Streaming databases are typically distributed to handle the scale and load requirements of vast volumes of data. Currently, there are a range of commercial, proprietary and open source streaming databases, including Google Cloud Dataflow, Microsoft StreamInsight, Azure Stream Analytics, IBM InfoSphere Streams and Amazon Kinesis. Open source systems are largely based around Apache and include Apache Spark Streaming provided by Databricks, Apache Flink provided by Data Artisans, Apache Kafka provided by Confluent and Apache Storm, which is owned by Twitter. Organizations mainly use streaming databases for real-time decision-making and to meet near-instantaneous latency requirements.
However, organizations can still benefit from standard query techniques and schemas, which is why many streaming databases also include a static database component. These unified databases combine the best of both worlds of streaming and static databases, because they support both the real-time capabilities of a streaming database and the flexibility of a static database's query process and schema. The best database for most IoT applications is a unified database that combines both streaming and static capabilities. Most popular vendors' databases include both types of databases for this reason.
Explore more nuanced database architectures
Time series databases are, in many respects, based on the same technology as streaming databases, but both were developed with a slightly different focus. Time series databases are more tactical. They typically involve implanting specific indexing techniques over NoSQL databases with the goal of enabling high-performance event processing. Streaming databases are more comprehensive, enabling a broader portfolio of data analyses, such as machine learning or windowing.
SQL vs. NoSQL?
SQL databases are relational and feature static schemas that describe how the information is organized. This makes them highly manageable. However, they run into issues scaling effectively. NoSQL databases are nonrelational, don't have schemas, and are generally promoted as highly scalable and better performing than SQL databases.
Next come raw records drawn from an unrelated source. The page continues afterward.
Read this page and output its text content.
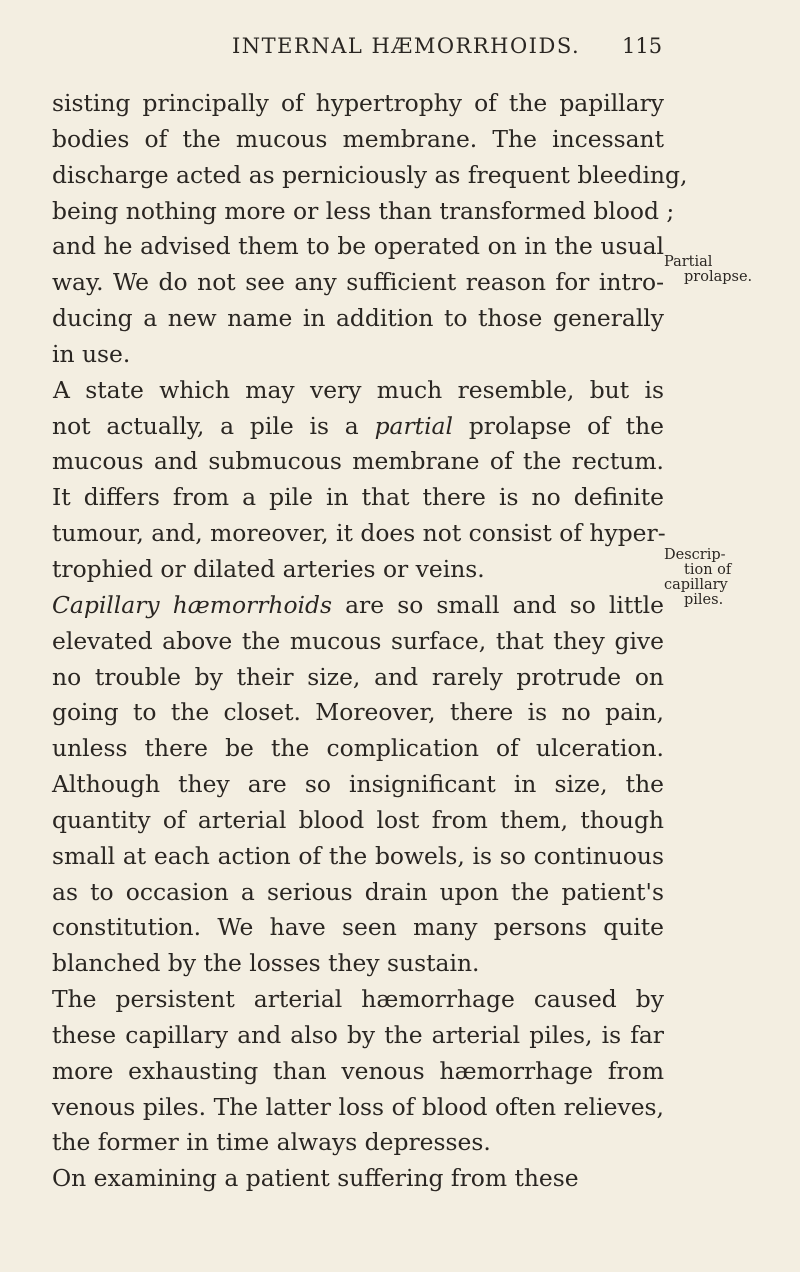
INTERNAL HÆMORRHOIDS. 115
sisting principally of hypertrophy of the papillary
bodies of the mucous membrane. The incessant
discharge acted as perniciously as frequent bleeding,
being nothing more or less than transformed blood ;
and he advised them to be operated on in the usual
way. We do not see any sufficient reason for intro-
ducing a new name in addition to those generally
in use.
A state which may very much resemble, but is
not actually, a pile is a partial prolapse of the
mucous and submucous membrane of the rectum.
It differs from a pile in that there is no definite
tumour, and, moreover, it does not consist of hyper-
trophied or dilated arteries or veins.
Capillary hæmorrhoids are so small and so little
elevated above the mucous surface, that they give
no trouble by their size, and rarely protrude on
going to the closet. Moreover, there is no pain,
unless there be the complication of ulceration.
Although they are so insignificant in size, the
quantity of arterial blood lost from them, though
small at each action of the bowels, is so continuous
as to occasion a serious drain upon the patient's
constitution. We have seen many persons quite
blanched by the losses they sustain.
The persistent arterial hæmorrhage caused by
these capillary and also by the arterial piles, is far
more exhausting than venous hæmorrhage from
venous piles. The latter loss of blood often relieves,
the former in time always depresses.
On examining a patient suffering from these
Partial
prolapse.
Descrip-
tion of
capillary
piles.
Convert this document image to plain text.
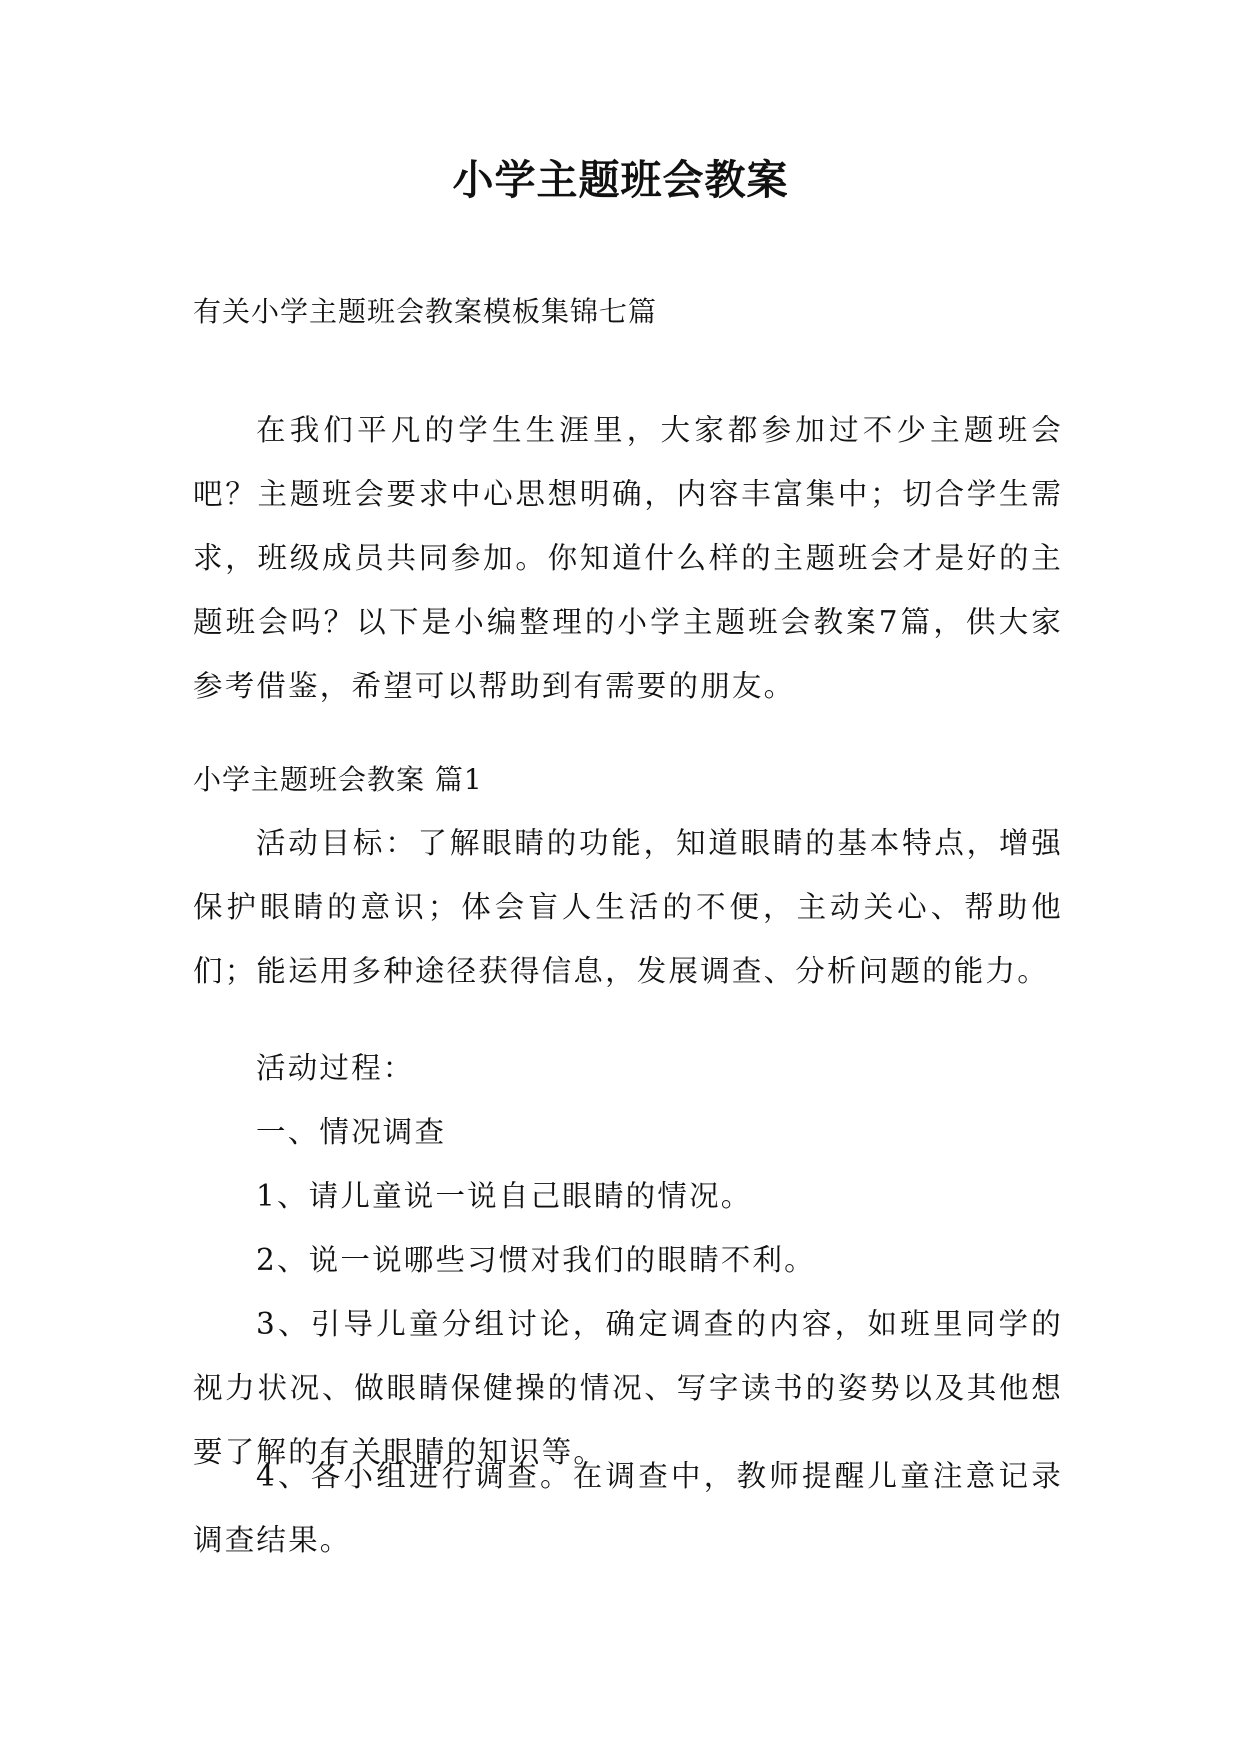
小学主题班会教案

有关小学主题班会教案模板集锦七篇

在我们平凡的学生生涯里，大家都参加过不少主题班会吧？主题班会要求中心思想明确，内容丰富集中；切合学生需求，班级成员共同参加。你知道什么样的主题班会才是好的主题班会吗？以下是小编整理的小学主题班会教案7篇，供大家参考借鉴，希望可以帮助到有需要的朋友。

小学主题班会教案 篇1

活动目标：了解眼睛的功能，知道眼睛的基本特点，增强保护眼睛的意识；体会盲人生活的不便，主动关心、帮助他们；能运用多种途径获得信息，发展调查、分析问题的能力。

活动过程：

一、情况调查

1、请儿童说一说自己眼睛的情况。

2、说一说哪些习惯对我们的眼睛不利。

3、引导儿童分组讨论，确定调查的内容，如班里同学的视力状况、做眼睛保健操的情况、写字读书的姿势以及其他想要了解的有关眼睛的知识等。

4、各小组进行调查。在调查中，教师提醒儿童注意记录调查结果。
Some tech professionals might think that a NoSQL database would be the obvious choice because scalability is essential for many IoT uses. But scalability and performance are only two factors that technologists need to consider when selecting databases. A critical factor in many scenarios is ease of integration into existing systems, where SQL is more effective. Many IoT tools and systems assume SQL. This is particularly true in industrial environments that are based on older message protocols or industrial automation platforms.
The ability to create and manage schemas is also a plus. Although technologists might find schema development to be constraining, information must be organized. Putting in the effort to develop schemas up front saves significant effort later to organize data in a non-schema environment.
Organizations may also find combining static and streaming databases challenging when including the choice between SQL and NoSQL. In theory, a static or streaming database could be either SQL or NoSQL. In practice, databases are specifically set to one or the other. IoT technologists interested in a particular unified database may find their SQL vs. NoSQL decision driven by the design of the database.
Whether an organization should choose a SQL or NoSQL database depends on the broader set of functional and technical requirements, particularly scalability, performance and the need to integrate into legacy systems.